Topic Title: Real-time Multi-Person Atomic Action/Activity Detection

 

Technical Area: Computer Vision, Video Analysis

 

Background

The real-time detection and recognition of multi-person atomic action become urgent needs in the area of analysis on fine-grained surveillance video, such as remote home monitoring and criminal behavior detection. Traditional industrial companies adopt rule-based algorithms to detect a limited number of predefined human actions, such as "cross-border/line" and "hover". Such algorithms cannot be further applied to the common atomic actions in the offline retail scenarios like "pick product", "pay", anomalous behavior of "shoplift" and etc., which are more general in shop or security monitoring.

 

Generally, the real-time multi-person atomic action/activity detection algorithm is to detect the person instances based on surveillance videos and classify them into different behaviors. A good atomic action detection algorithm can be firstly used to anti-theft, and further can be used to analyze the consuming behaviors, which eventually serves for the online-offline information integration, i.e., the recommendation system in “new retails”. Therefore, we believe that the offline customers' atomic action data is worth to be collected, because it reveals the customers’ shopping habits and also contains the very useful information for sales promotions in physical store.

 

The research on human action/activity was well studied in the past decades. Before the era of deep convolutional neural networks, handcrafted features such as the improved dense trajectory are used to classify the human activities at the video-level. Later, the methods of two-stream 3D convolutional neural networks, e.g., C3D, I3D, P3D, greatly boosted the classification accuracy of video-level activities, which provide a good basis for classification on fine-grained level activities, i.e., atomic actions of human instances. For example, in 2017, the research community releases a well annotated dataset named "Atomic Visual Actions" (AVA), which annotates humans in the same video with boxes and action labels. However, unlike the promising results that were obtained by video-level activity classification, the atomic action classification algorithm currently suffers from the poor performance problem on the state-of-the-art 3D networks.

 

Although the problem is challenging, atomic action detection applies to boarder application scenarios than that of general video-level action classification in the surveillance system. Thus, we want to invite the leading researchers to focus on the topic of multi-person atomic action detection, and make this technique to be workable, useful and efficient in analyzing customers' behaviors in the offline physical stores.

 

Target

From the perspective of the action representation, our first stage target is to study a temporal representation that can be efficiently computed for labelling the human atomic actions via 3D convolution operations over RGB and optical flow modalities. Particularly, the current method of calculating optical flow (e.g., TV_L1) is too expensive in computation, which should be replaced with a more efficient way. In the second stage, we plan to boost the action detection into a fine-grained level, i.e., to develop a temporal representation of atomic actions from accurately estimated pose sequences.

From the perspective of semantics relationships, we aim to judge the motion interactions between "person-products" and "person-person", "person-place", e.g., "X picks up a cup ", "X is stealing from Y", "X is hovering around in the mall", etc.
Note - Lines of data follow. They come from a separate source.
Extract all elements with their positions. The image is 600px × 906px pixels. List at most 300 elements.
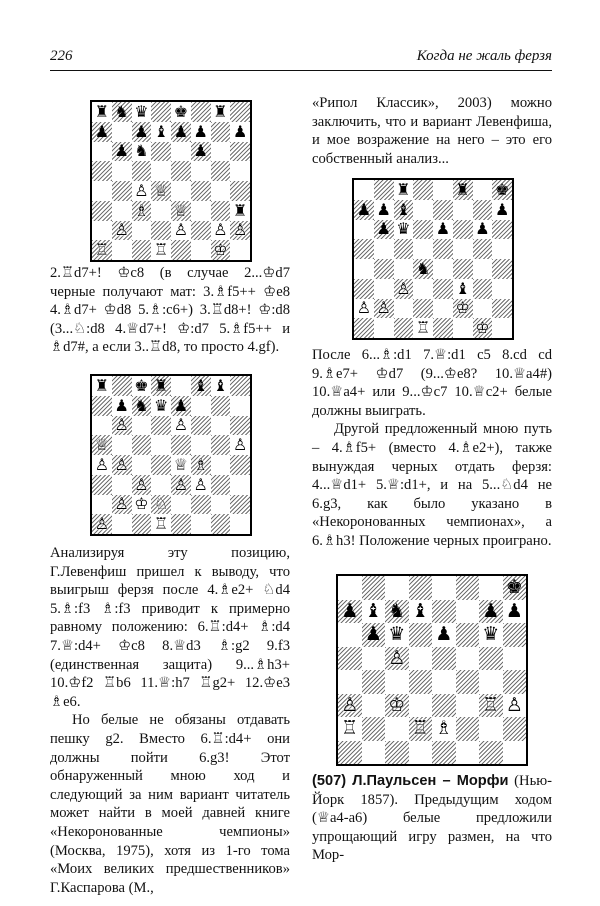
white-pawn-icon: ♙ [114, 494, 129, 514]
white-rook-icon: ♖ [341, 717, 359, 740]
square-d1 [409, 741, 433, 765]
square-c1 [132, 240, 152, 260]
square-a6 [338, 623, 362, 647]
square-d8 [151, 376, 171, 396]
square-h3 [503, 694, 527, 718]
white-rook-icon: ♖ [482, 693, 500, 716]
black-pawn-icon: ♟ [193, 121, 208, 141]
square-c3 [385, 694, 409, 718]
square-d4 [151, 181, 171, 201]
black-bishop-icon: ♝ [213, 376, 228, 395]
square-g8 [211, 102, 231, 122]
square-g6 [473, 220, 493, 240]
square-h4 [492, 259, 512, 279]
square-g2 [211, 495, 231, 515]
square-g2 [479, 717, 503, 741]
square-f5 [191, 161, 211, 181]
square-b6 [112, 142, 132, 162]
square-a5 [338, 647, 362, 671]
square-d3 [151, 201, 171, 221]
square-b2 [112, 221, 132, 241]
square-g2 [211, 221, 231, 241]
square-e6 [433, 220, 453, 240]
square-h4 [230, 181, 250, 201]
square-f2 [191, 221, 211, 241]
square-d8 [151, 102, 171, 122]
square-f4 [456, 670, 480, 694]
square-e4 [433, 259, 453, 279]
square-e6 [432, 623, 456, 647]
black-rook-icon: ♜ [396, 180, 411, 199]
square-e5 [171, 435, 191, 455]
white-pawn-icon: ♙ [232, 435, 248, 455]
black-pawn-icon: ♟ [482, 599, 500, 622]
white-pawn-icon: ♙ [356, 298, 372, 318]
square-g1 [211, 240, 231, 260]
square-f6 [191, 416, 211, 436]
white-pawn-icon: ♙ [114, 220, 129, 240]
square-b1 [112, 240, 132, 260]
black-pawn-icon: ♟ [114, 395, 129, 415]
black-pawn-icon: ♟ [193, 141, 208, 161]
square-a4 [92, 455, 112, 475]
right-column-middle [312, 346, 552, 551]
square-a8 [338, 576, 362, 600]
square-f1 [456, 741, 480, 765]
square-d3 [151, 475, 171, 495]
square-g4 [479, 670, 503, 694]
square-d4 [151, 455, 171, 475]
square-f4 [453, 259, 473, 279]
square-a1 [92, 240, 112, 260]
paragraph-other-path: Другой предложенный мною путь – 4.♗f5+ (вместо 4.♗e2+), также вынуждая черных отдать ферзя: 4...♕d1+ 5.♕:d1+, и на 5...♘d4 не 6.g3, как было указано в «Некоронованных чемпионах», а 6.♗h3! Положение черных проиграно. [312, 421, 552, 549]
square-a7 [92, 122, 112, 142]
black-rook-icon: ♜ [153, 376, 169, 395]
square-c2 [132, 495, 152, 515]
square-e4 [171, 181, 191, 201]
black-queen-icon: ♛ [482, 623, 500, 646]
square-e5 [171, 161, 191, 181]
left-column-bottom [50, 544, 290, 897]
square-a8 [354, 180, 374, 200]
left-column-top [50, 264, 290, 357]
square-g1 [479, 741, 503, 765]
white-pawn-icon: ♙ [213, 220, 228, 240]
square-b6 [112, 416, 132, 436]
square-g7 [211, 122, 231, 142]
game-heading: (507) Л.Паульсен – Морфи [312, 773, 509, 789]
square-f7 [456, 600, 480, 624]
white-king-icon: ♔ [455, 298, 470, 318]
black-queen-icon: ♛ [396, 219, 411, 239]
square-e8 [432, 576, 456, 600]
square-f3 [191, 475, 211, 495]
square-c8 [132, 376, 152, 396]
black-pawn-icon: ♟ [173, 395, 189, 415]
white-pawn-icon: ♙ [114, 455, 129, 474]
square-d1 [151, 514, 171, 534]
black-king-icon: ♚ [173, 102, 189, 121]
white-pawn-icon: ♙ [94, 514, 110, 534]
square-c1 [385, 741, 409, 765]
white-pawn-icon: ♙ [193, 474, 208, 494]
square-e3 [171, 475, 191, 495]
square-a1 [354, 318, 374, 338]
paragraph-note: Но белые не обязаны отдавать пешку g2. Вместо 6.♖:d4+ они должны пойти 6.g3! Этот обнаруженный мною ход и следующий за ним вариант читатель может найти в моей давней книге «Некоронованные чемпионы» (Москва, 1975), хотя из 1-го тома «Моих великих предшественников» Г.Каспарова (М., [50, 712, 290, 896]
square-c8 [132, 102, 152, 122]
black-knight-icon: ♞ [415, 259, 431, 278]
square-d7 [151, 396, 171, 416]
square-f2 [456, 717, 480, 741]
square-c4 [394, 259, 414, 279]
square-e8 [433, 180, 453, 200]
square-g8 [479, 576, 503, 600]
black-queen-icon: ♛ [153, 395, 169, 415]
square-f1 [191, 240, 211, 260]
square-e5 [432, 647, 456, 671]
square-h6 [230, 142, 250, 162]
square-c7 [394, 200, 414, 220]
square-e7 [433, 200, 453, 220]
square-c2 [385, 717, 409, 741]
square-b3 [112, 201, 132, 221]
square-d1 [151, 240, 171, 260]
square-h7 [230, 122, 250, 142]
black-pawn-icon: ♟ [173, 121, 189, 141]
black-bishop-icon: ♝ [411, 599, 429, 622]
square-d7 [413, 200, 433, 220]
square-a3 [338, 694, 362, 718]
square-e2 [171, 495, 191, 515]
paragraph-after-move: После 6...♗:d1 7.♕:d1 c5 8.cd cd 9.♗e7+ ♔d7 (9...♔e8? 10.♕a4#) 10.♕a4+ или 9...♔c7 10.♕c2+ белые должны выиграть. [312, 347, 552, 419]
square-d8 [409, 576, 433, 600]
square-e7 [432, 600, 456, 624]
black-pawn-icon: ♟ [505, 599, 523, 622]
square-b8 [112, 102, 132, 122]
square-b2 [112, 495, 132, 515]
square-g5 [479, 647, 503, 671]
square-f3 [453, 279, 473, 299]
black-pawn-icon: ♟ [114, 141, 129, 161]
square-c2 [394, 299, 414, 319]
square-a7 [92, 396, 112, 416]
white-pawn-icon: ♙ [94, 455, 110, 474]
square-d6 [151, 416, 171, 436]
white-pawn-icon: ♙ [134, 474, 149, 494]
square-f7 [453, 200, 473, 220]
white-king-icon: ♔ [213, 240, 228, 260]
black-knight-icon: ♞ [134, 395, 149, 415]
square-d8 [413, 180, 433, 200]
paragraph-continuation: «Рипол Классик», 2003) можно заключить, что и вариант Левенфиша, и мое возражение на него – это его собственный анализ... [312, 95, 552, 167]
square-h8 [230, 376, 250, 396]
square-a6 [92, 142, 112, 162]
white-knight-icon: ♘ [153, 494, 169, 514]
white-pawn-icon: ♙ [173, 415, 189, 435]
square-b7 [362, 600, 386, 624]
square-h2 [230, 495, 250, 515]
white-king-icon: ♔ [475, 318, 490, 338]
square-b5 [374, 239, 394, 259]
square-d6 [413, 220, 433, 240]
square-e8 [171, 102, 191, 122]
black-rook-icon: ♜ [94, 376, 110, 395]
square-a5 [92, 161, 112, 181]
square-c5 [385, 647, 409, 671]
square-b6 [362, 623, 386, 647]
square-g5 [211, 161, 231, 181]
white-pawn-icon: ♙ [396, 278, 411, 298]
square-b8 [374, 180, 394, 200]
square-h6 [230, 416, 250, 436]
white-pawn-icon: ♙ [388, 646, 406, 669]
square-c4 [132, 455, 152, 475]
square-a4 [92, 181, 112, 201]
white-queen-icon: ♕ [173, 200, 189, 220]
square-h1 [230, 240, 250, 260]
square-b4 [112, 455, 132, 475]
black-bishop-icon: ♝ [153, 121, 169, 141]
white-pawn-icon: ♙ [376, 298, 391, 318]
square-h4 [230, 455, 250, 475]
square-e8 [171, 376, 191, 396]
black-pawn-icon: ♟ [356, 199, 372, 219]
square-c7 [385, 600, 409, 624]
square-a4 [354, 259, 374, 279]
square-d1 [413, 318, 433, 338]
square-a2 [354, 299, 374, 319]
square-b8 [362, 576, 386, 600]
square-b3 [112, 475, 132, 495]
black-bishop-icon: ♝ [364, 599, 382, 622]
square-c6 [132, 416, 152, 436]
square-c3 [132, 475, 152, 495]
square-b3 [362, 694, 386, 718]
square-h3 [492, 279, 512, 299]
square-a4 [338, 670, 362, 694]
square-a6 [354, 220, 374, 240]
white-pawn-icon: ♙ [173, 474, 189, 494]
square-f3 [191, 201, 211, 221]
square-f1 [191, 514, 211, 534]
white-king-icon: ♔ [134, 494, 149, 514]
white-queen-icon: ♕ [173, 455, 189, 474]
square-h2 [230, 221, 250, 241]
square-a7 [354, 200, 374, 220]
square-f6 [191, 142, 211, 162]
square-a2 [338, 717, 362, 741]
square-f2 [453, 299, 473, 319]
square-e1 [433, 318, 453, 338]
square-d3 [409, 694, 433, 718]
square-h6 [503, 623, 527, 647]
square-e2 [432, 717, 456, 741]
square-a1 [92, 514, 112, 534]
square-c7 [132, 396, 152, 416]
square-a3 [354, 279, 374, 299]
square-g6 [211, 416, 231, 436]
paragraph-game-507 [312, 772, 552, 865]
square-a8 [92, 376, 112, 396]
white-pawn-icon: ♙ [114, 415, 129, 435]
square-h5 [492, 239, 512, 259]
chess-board-3 [352, 178, 514, 340]
white-pawn-icon: ♙ [505, 693, 523, 716]
square-e3 [432, 694, 456, 718]
white-bishop-icon: ♗ [134, 200, 149, 220]
square-a7 [338, 600, 362, 624]
square-c5 [132, 161, 152, 181]
square-d2 [151, 221, 171, 241]
square-c1 [394, 318, 414, 338]
square-d2 [413, 299, 433, 319]
square-d5 [151, 161, 171, 181]
square-b1 [362, 741, 386, 765]
black-king-icon: ♚ [134, 376, 149, 395]
square-g3 [211, 201, 231, 221]
black-pawn-icon: ♟ [94, 121, 110, 141]
running-title: Когда не жаль ферзя [416, 48, 552, 64]
square-b3 [374, 279, 394, 299]
square-g2 [473, 299, 493, 319]
square-g4 [211, 181, 231, 201]
square-b1 [374, 318, 394, 338]
black-king-icon: ♚ [494, 180, 510, 199]
square-f2 [191, 495, 211, 515]
square-h5 [230, 435, 250, 455]
square-e1 [171, 514, 191, 534]
square-g3 [211, 475, 231, 495]
square-e4 [432, 670, 456, 694]
square-d5 [409, 647, 433, 671]
square-f7 [191, 396, 211, 416]
square-d3 [413, 279, 433, 299]
square-e6 [171, 416, 191, 436]
square-g3 [473, 279, 493, 299]
square-f3 [456, 694, 480, 718]
square-b5 [112, 161, 132, 181]
square-d4 [413, 259, 433, 279]
square-f6 [456, 623, 480, 647]
square-d5 [413, 239, 433, 259]
square-a5 [354, 239, 374, 259]
white-bishop-icon: ♗ [193, 455, 208, 474]
white-bishop-icon: ♗ [435, 717, 453, 740]
white-queen-icon: ♕ [94, 435, 110, 455]
black-bishop-icon: ♝ [193, 376, 208, 395]
square-c5 [132, 435, 152, 455]
square-g7 [479, 600, 503, 624]
square-e3 [433, 279, 453, 299]
square-b1 [112, 514, 132, 534]
black-rook-icon: ♜ [213, 102, 228, 121]
square-f7 [191, 122, 211, 142]
header-rule [50, 70, 552, 71]
square-h1 [492, 318, 512, 338]
white-rook-icon: ♖ [411, 717, 429, 740]
square-c8 [385, 576, 409, 600]
white-pawn-icon: ♙ [341, 693, 359, 716]
black-pawn-icon: ♟ [494, 199, 510, 219]
square-c5 [394, 239, 414, 259]
square-f5 [453, 239, 473, 259]
square-d5 [151, 435, 171, 455]
square-f6 [453, 220, 473, 240]
square-c4 [132, 181, 152, 201]
square-a6 [92, 416, 112, 436]
square-h6 [492, 220, 512, 240]
white-rook-icon: ♖ [153, 514, 169, 534]
chess-board-1 [90, 100, 252, 262]
square-c6 [394, 220, 414, 240]
square-h2 [503, 717, 527, 741]
square-f8 [191, 102, 211, 122]
square-b4 [362, 670, 386, 694]
square-g8 [473, 180, 493, 200]
square-g7 [473, 200, 493, 220]
square-a1 [338, 741, 362, 765]
black-knight-icon: ♞ [388, 599, 406, 622]
square-c3 [394, 279, 414, 299]
right-column-top [312, 94, 552, 168]
square-c6 [132, 142, 152, 162]
black-pawn-icon: ♟ [364, 623, 382, 646]
black-pawn-icon: ♟ [435, 219, 451, 239]
square-b8 [112, 376, 132, 396]
square-h1 [230, 514, 250, 534]
square-c1 [132, 514, 152, 534]
square-h3 [230, 475, 250, 495]
square-c2 [132, 221, 152, 241]
square-b4 [112, 181, 132, 201]
black-king-icon: ♚ [505, 576, 523, 599]
square-c7 [132, 122, 152, 142]
square-g1 [473, 318, 493, 338]
square-h8 [230, 102, 250, 122]
square-f4 [191, 181, 211, 201]
square-f5 [456, 647, 480, 671]
square-b2 [374, 299, 394, 319]
square-g7 [211, 396, 231, 416]
square-d7 [151, 122, 171, 142]
square-e6 [171, 142, 191, 162]
square-a5 [92, 435, 112, 455]
square-d6 [409, 623, 433, 647]
white-rook-icon: ♖ [415, 318, 431, 338]
white-pawn-icon: ♙ [134, 181, 149, 200]
white-pawn-icon: ♙ [232, 220, 248, 240]
square-a2 [92, 221, 112, 241]
black-pawn-icon: ♟ [341, 599, 359, 622]
square-e1 [171, 240, 191, 260]
square-c6 [385, 623, 409, 647]
black-pawn-icon: ♟ [376, 199, 391, 219]
right-column-bottom [312, 772, 552, 865]
square-c3 [132, 201, 152, 221]
square-h5 [503, 647, 527, 671]
square-h8 [503, 576, 527, 600]
square-c8 [394, 180, 414, 200]
square-h7 [503, 600, 527, 624]
square-e3 [171, 201, 191, 221]
square-g5 [473, 239, 493, 259]
square-g5 [211, 435, 231, 455]
black-bishop-icon: ♝ [396, 199, 411, 219]
square-e2 [433, 299, 453, 319]
square-b4 [374, 259, 394, 279]
square-b2 [362, 717, 386, 741]
square-b6 [374, 220, 394, 240]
Generally, an intelligent surveillance system is expected to be equipped with the ability to understand a person's atomic actions and their interactions.

 

Related Research Topics

Recently, many existing works focus on the real-time detection and recognition of multi-person atomic actions, which are mainly based on the multiple components. However, there still exists the challenging problems and the related studies rely in the following areas:

 

1. Temporal sequential model

The detection and recognition of action or activity in video must process video clips or sequential frames. Traditional methods usually analyze each individual video frame, which actually ignore the temporal relationship between consecutive frames. In the last year, many 3D convolutional deep models are proposed to extract temporal features of frame sequences, such as C3D, I3D and P3D, etc. Therefore, it is possible to explore more effective methods by modelling the temporal sequential features.

 

2. Pose estimation

One of the major difficulties in human action/activity recognition is the large pose variation of human and occlusion of limbs. Thus, pose estimation is a good solution for action/activity recognition since different actions have different pose appearances. Actually, human pose estimation is a very hot topic in computer vison field, where Openpose and Mask RCNN are two popular frameworks. However, in the real-life scenarios, the pose estimation problems still cannot be handled well, which is due to the pose variation and occlusion of limbs.

 

3. Multi-modality information

Existing works show that the optical flow is more discriminative and robust than RBG information in characterizing the action feature. This is because the optical flow can preserve temporal-spatial information of the actions/activities. Therefore, in order to achieve better performance, the framework of two or three streams can be adopted, which might contain RGB, optical flow and acoustic information. Thus, it brings the challenge that how to fuse the multi-modality information.


4. Efficiency issues for edge devices

In many scenarios, due to the limitation of the bandwidth for the video data transmission, the action/activity analysis algorithm is required to run in the edge devices located near the cameras. However, edge devices normally have limited computation resource, thus the complexity of algorithm constrains its efficiency improvement. In this case, in order to run in real-time, the deep model optimizations like compression and quantization might be adopted to solve this problem. In addition, engineering speeding-up tools on GPU are also considered to achieve this purpose.